Quote:
Originally Posted by Mat the Gambler
In HE and its variants, you start with two cards. In Omaha and its variants, you start with four cards. Why isn't there anything in between? A game where you started with three cards could be a good intermediate step for players used to HE but interested in branching out to Omaha. Going from 2 to 4 cards is a very steep learning curve.
Also, in the little time I've spent thinking about it, three card poker could have some unique strategy elements to it, making it interesting in its own right.
Hey there Mat. The question is a hard one to state clearly, because there is a big difference between starting with 3 cards and starting on 3rd street: in Stud you being with 3/7 of a hand, but in Pineapple and omaha you begin with a selection of two-card holdings, each of which represents 2/7 of a hand. The extra hole-cards don[t increase the street number. Similarly, if you deal multiple flops, or turns, you are still on the flop or turn, so the street number has not increased even though the number of cards in view has. Each street represents just one part of the final hand, regardless of how many extra cards are in view.
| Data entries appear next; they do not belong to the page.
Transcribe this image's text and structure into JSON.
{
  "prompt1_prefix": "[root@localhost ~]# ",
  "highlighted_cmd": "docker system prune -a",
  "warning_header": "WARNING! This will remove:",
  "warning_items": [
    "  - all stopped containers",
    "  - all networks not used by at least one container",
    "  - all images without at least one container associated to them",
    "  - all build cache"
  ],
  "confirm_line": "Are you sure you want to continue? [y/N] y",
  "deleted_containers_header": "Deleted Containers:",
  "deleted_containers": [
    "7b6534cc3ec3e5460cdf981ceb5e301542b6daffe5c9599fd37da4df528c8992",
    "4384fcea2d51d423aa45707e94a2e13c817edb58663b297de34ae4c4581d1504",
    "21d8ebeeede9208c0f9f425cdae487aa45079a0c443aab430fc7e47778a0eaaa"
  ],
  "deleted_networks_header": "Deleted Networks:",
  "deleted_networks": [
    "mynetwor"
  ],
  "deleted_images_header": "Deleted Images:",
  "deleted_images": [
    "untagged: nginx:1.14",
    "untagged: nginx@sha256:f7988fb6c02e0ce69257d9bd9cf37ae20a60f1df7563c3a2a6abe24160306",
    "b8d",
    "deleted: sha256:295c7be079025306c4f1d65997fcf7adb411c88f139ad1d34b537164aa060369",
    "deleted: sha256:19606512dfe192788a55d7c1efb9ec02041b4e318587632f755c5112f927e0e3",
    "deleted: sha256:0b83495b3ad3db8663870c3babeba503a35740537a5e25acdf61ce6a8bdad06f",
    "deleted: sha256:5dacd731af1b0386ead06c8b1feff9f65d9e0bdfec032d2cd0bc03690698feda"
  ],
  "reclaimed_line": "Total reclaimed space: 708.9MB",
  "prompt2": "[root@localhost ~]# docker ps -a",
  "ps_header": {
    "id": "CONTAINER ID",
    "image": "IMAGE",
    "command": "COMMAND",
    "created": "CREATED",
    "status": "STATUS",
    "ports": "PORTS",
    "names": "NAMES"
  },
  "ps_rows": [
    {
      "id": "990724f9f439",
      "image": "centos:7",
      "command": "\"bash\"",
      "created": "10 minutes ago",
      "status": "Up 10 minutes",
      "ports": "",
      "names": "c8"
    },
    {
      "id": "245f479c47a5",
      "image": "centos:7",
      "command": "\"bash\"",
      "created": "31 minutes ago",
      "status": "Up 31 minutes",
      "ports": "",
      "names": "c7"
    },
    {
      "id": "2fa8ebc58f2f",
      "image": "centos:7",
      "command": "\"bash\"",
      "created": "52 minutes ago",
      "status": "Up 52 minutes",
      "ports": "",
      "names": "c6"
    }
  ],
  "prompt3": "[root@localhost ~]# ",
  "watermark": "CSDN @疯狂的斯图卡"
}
So the standard,definitions of streets as being either "cards" or "communal upcards" are inaccurate
Unfortunately Doyle unwittingly introduced a conflicting usage which makes "street" almost useless for this type of discussion, but if you count the streets stud-style, then holdem omaha and pineapple are all seven-street games which begin on 2nd Street.
If the question was restated as "why are seven-street games which begin on third street so unpopular compared with those that begin on second-street"" that's a question that's IMO easy to answer: they have too many rounds of play - five in total, compared with four in the flop games - and there is no draw to five cards at the second round, which is unsystematic in a game based on five-card combinations.
That's not a popular view among Stud players BTW, who generally speaking cannot accept, or don't care that the traditional way of dealing Stud condemns it to a tiny market share.